It was some time before these topics had been talked out, but at last he could think of no more to say on them. He said that he must not go boring on, complimented Fanny on her cook’s way of dressing a haunch of venison, and suddenly remarked: “So Rotherham took his guests to the Assembly on Boxing Day! I wouldn’t believe it when Dr Cliffe told me so, but it seems to be true enough. I saw Orrell the other day, and he vouched for it. A queer start, wasn’t it?”

“It was a scheme got up for the entertainment of the young people,” said Fanny calmly.

“Ay, so I understand. No harm, of course, but I shouldn’t have thought Rotherham the man to condescend so far. I am not particularly acquainted with him, but he has always seemed to me pretty high in the instep: one of your haughty care-for-nobodies!
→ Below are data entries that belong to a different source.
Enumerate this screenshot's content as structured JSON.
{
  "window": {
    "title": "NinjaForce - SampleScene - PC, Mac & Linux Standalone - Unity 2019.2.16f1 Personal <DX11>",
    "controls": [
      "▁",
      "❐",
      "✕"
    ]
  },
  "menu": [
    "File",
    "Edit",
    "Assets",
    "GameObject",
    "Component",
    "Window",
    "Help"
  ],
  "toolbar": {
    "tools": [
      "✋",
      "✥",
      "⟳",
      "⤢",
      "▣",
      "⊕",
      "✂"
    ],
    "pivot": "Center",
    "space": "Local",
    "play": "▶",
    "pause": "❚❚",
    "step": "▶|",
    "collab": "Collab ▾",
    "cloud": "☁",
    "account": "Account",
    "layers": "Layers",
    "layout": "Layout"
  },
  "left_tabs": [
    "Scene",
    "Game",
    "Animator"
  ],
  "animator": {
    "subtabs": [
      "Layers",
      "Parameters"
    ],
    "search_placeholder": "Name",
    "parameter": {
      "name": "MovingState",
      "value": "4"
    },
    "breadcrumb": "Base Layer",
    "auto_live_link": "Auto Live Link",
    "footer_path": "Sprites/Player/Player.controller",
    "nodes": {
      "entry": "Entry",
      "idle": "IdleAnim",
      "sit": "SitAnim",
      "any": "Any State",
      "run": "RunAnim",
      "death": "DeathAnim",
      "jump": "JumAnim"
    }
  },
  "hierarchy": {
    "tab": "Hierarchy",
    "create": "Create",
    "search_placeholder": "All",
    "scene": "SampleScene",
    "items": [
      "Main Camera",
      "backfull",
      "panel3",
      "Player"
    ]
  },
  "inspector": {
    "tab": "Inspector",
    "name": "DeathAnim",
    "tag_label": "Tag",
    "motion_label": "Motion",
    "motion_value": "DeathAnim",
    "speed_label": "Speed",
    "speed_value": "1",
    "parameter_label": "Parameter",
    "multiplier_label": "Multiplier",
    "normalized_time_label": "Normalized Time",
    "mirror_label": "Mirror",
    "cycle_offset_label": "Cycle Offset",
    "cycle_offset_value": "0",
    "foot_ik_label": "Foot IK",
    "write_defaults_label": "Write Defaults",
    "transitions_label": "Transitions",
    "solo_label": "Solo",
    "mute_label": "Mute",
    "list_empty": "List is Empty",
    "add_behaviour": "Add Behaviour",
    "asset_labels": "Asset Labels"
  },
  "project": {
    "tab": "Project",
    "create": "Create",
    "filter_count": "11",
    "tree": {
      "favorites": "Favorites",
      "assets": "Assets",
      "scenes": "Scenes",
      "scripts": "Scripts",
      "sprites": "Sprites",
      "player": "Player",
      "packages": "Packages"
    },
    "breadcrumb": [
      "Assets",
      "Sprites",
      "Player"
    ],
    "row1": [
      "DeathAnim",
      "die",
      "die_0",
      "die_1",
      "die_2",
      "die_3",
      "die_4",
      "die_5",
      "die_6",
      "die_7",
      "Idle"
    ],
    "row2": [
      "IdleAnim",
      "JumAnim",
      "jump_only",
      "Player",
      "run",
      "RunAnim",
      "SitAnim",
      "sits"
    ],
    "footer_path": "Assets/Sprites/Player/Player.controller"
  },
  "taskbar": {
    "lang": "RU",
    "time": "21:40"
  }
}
However, Orrell assures me he was very civil and amiable. That Laleham woman was mightily set up by his standing up with her daughter, and not seeming to care for anyone else, but walking off to the card-room immediately. Orrell says it was a study to look at the faces of the other mamas! But he came back at tea-time, took in his cousin, and afterwards solicited some girl that had no partner to stand up with him, which was thought to be very goodnatured in him, and lowered the Laleham crest a trifle! This Rhenish cream is most excellent. Lady Spenborough: a capital dinner! I shall tell Jane I get nothing so good at Milverley!”

Fanny could not help glancing across the table to see whether Serena partook of her own astonishment. She could detect nothing in her face but a look of approval; and when, after Spenborough had left them, she ventured to ask her if she had not been very much surprised, she received a decided negative.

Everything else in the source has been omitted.